There are many ways to measure how important the car maker Toyota is to the Japanese economy, and how hard its lost year has hit both the country as a whole and this once-booming city that bears its name.
You could look at Japan's plummeting export numbers - with automobile sales leading the way down - and the sagging gross domestic product figures that have resulted. You could spend an afternoon in the Hello Work job centre in Toyota City, which once helped recruit workers from as far away as Brazil for the company's bustling assembly lines but which is now a quietly desperate place with five applicants for every available job.
Or you could drop by Machiko Sakakibara's hair salon just a few minutes' walk from Toyota Motor Corp.'s gleaming corporate headquarters here. A few years ago, she and her husband's scissors were flying in an effort to keep up with the steady stream of clients from both Toyota and its supplier companies who strolled over to keep their hair short, neat and professional.
But on a recent Friday afternoon, during what should have been her busiest hours of the week, Ms. Sakakibara stood alone in her gaily decorated salon with not a customer in sight. Instead of the regular seven or eight customers a day, she and her husband often now serve just two or three.
"Because of the recession, people who used to come in every month now come in only every 50 days. It just means more work for me when they do come," the sprightly 65-year-old said with a grandmotherly giggle. "People have also cut back on eating out, and drinking."
The pinch is being felt all across Japan, one of the world's richest countries.
The island nation finds itself in the grip of its worst economic downturn on record. In releasing another gloomy report this week, the Bank of Japan tried to put a silver lining on things by highlighting that the economy - which it forecast would contract by 3.4 per cent in the year ending next March - had "stopped worsening."
Talk of a recovery, at Toyota and in the wider Japanese economy, is usually cast into the future, 2010 at the earliest. Some expect that it will take far longer.
In a country only recently recovered from its "lost decade" of the 1990s, the prospect of another prolonged and painful economic downturn is a dismal one. Japan is expected to be slower pulling out of its recession than other advanced economies. The slump has devastated Japan's export sectors, driven by powerhouses such as Toyota and its rival auto makers, and the electronics giants like Sony.

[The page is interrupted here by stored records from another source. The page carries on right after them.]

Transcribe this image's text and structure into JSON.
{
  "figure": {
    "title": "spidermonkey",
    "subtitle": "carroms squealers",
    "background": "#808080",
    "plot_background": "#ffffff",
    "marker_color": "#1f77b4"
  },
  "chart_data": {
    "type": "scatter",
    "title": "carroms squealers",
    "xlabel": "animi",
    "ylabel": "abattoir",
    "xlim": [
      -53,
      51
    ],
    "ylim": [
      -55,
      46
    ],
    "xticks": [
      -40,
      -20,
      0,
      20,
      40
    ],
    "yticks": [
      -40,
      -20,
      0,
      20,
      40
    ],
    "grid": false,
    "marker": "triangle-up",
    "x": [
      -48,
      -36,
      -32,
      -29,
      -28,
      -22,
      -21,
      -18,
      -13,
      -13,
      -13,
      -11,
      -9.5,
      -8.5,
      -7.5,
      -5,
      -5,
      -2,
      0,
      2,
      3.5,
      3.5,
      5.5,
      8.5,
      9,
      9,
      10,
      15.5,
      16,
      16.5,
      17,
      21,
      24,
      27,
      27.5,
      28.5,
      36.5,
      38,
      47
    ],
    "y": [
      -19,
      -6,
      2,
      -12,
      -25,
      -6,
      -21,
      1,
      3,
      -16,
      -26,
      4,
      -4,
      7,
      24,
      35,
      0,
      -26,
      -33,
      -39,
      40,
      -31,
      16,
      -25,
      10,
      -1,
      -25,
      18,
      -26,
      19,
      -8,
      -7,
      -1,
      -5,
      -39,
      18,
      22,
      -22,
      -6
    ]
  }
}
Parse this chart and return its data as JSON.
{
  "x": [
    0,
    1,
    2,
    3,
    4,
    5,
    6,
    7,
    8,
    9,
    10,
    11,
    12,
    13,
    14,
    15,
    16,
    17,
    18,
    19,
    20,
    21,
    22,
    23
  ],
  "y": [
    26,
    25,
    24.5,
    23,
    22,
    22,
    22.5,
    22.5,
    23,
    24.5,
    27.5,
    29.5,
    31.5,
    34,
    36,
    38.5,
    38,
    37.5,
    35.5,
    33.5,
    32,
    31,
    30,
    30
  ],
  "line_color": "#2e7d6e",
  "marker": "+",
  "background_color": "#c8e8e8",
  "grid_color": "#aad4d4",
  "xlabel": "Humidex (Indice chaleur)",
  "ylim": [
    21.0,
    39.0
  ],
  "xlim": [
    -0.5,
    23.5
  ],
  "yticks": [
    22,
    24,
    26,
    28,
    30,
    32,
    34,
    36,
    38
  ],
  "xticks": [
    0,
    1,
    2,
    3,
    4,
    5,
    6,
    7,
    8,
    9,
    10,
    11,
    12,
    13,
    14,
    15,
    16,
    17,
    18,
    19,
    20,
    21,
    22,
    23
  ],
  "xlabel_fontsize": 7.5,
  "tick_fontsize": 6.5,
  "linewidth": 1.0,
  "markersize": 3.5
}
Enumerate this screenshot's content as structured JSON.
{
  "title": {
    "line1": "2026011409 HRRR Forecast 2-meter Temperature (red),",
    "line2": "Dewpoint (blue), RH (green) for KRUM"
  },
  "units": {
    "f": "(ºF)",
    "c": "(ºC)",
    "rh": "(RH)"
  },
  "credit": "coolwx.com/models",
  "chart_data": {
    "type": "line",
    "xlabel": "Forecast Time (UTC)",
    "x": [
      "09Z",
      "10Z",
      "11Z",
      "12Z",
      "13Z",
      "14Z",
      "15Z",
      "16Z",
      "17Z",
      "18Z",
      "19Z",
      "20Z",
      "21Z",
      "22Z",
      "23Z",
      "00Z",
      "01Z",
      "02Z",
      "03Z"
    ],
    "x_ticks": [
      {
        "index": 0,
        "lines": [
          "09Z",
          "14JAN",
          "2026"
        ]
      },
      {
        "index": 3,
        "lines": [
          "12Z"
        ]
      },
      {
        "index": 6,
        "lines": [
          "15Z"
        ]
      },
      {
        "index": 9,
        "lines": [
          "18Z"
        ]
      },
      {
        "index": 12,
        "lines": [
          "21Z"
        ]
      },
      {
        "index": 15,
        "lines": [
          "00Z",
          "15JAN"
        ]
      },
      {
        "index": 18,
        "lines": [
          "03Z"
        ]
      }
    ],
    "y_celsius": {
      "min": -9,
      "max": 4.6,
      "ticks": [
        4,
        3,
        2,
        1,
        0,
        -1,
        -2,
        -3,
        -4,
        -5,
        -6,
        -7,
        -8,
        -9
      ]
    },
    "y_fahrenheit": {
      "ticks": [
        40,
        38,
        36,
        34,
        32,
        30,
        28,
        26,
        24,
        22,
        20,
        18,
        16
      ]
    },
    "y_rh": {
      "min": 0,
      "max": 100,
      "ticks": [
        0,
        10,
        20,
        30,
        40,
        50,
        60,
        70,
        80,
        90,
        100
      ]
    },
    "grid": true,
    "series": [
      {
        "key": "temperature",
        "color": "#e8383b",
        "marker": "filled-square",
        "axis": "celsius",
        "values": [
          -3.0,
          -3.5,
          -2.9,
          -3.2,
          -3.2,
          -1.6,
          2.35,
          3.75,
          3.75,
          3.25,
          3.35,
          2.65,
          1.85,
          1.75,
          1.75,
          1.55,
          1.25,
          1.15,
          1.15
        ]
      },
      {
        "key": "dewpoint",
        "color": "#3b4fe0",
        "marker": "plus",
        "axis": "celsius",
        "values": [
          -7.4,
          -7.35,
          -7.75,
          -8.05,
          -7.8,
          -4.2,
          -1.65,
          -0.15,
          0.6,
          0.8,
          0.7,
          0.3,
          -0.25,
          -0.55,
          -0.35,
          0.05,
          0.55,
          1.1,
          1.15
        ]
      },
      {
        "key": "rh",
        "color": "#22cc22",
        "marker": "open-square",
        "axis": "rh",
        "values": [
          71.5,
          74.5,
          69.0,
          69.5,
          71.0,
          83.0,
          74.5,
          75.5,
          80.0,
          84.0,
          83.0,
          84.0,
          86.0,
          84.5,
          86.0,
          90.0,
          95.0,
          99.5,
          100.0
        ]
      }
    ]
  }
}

Exports account for just 15 per cent of Japan's economic output, but the work is high-value, and ripples through the economy. Domestic demand, which fuels a huge service sector, is also hurting badly.
Nowhere is the manufacturing slump - and its impact on the wider economy - more visible and visceral than in Toyota City.
Toyota directly accounts for billions of dollars in annual sales and tens of thousands of Japanese jobs. If you include the hundreds of companies across the country that supply it - 400 of them in the Toyota City region alone - the company's importance multiplies.
Even General Motors doesn't mean as much to the U.S. economy as Toyota does to Japan's. Sales at department stores in the nearby city of Nagoya have fallen almost in lockstep with Toyota's fortunes.
In Toyota City, 80 per cent of the 410,000 residents owe their livelihoods to Toyota. By the start of this year, as the number of job seekers here leapt 130 per cent from January, 2008, the city had won unwanted fame as Japan's most out-of-work town.
The Sakakibaras' hair salon is still doing better business than many in Toyota City. Across the street from their still-swirling barber pole, a row of grey metal shutters covers what used to be a thriving little commercial district consisting of a convenience store, vegetable market and small clothing retailer.
"If Toyota catches a cold, everybody gets pneumonia," Ms. Sakakibara explained.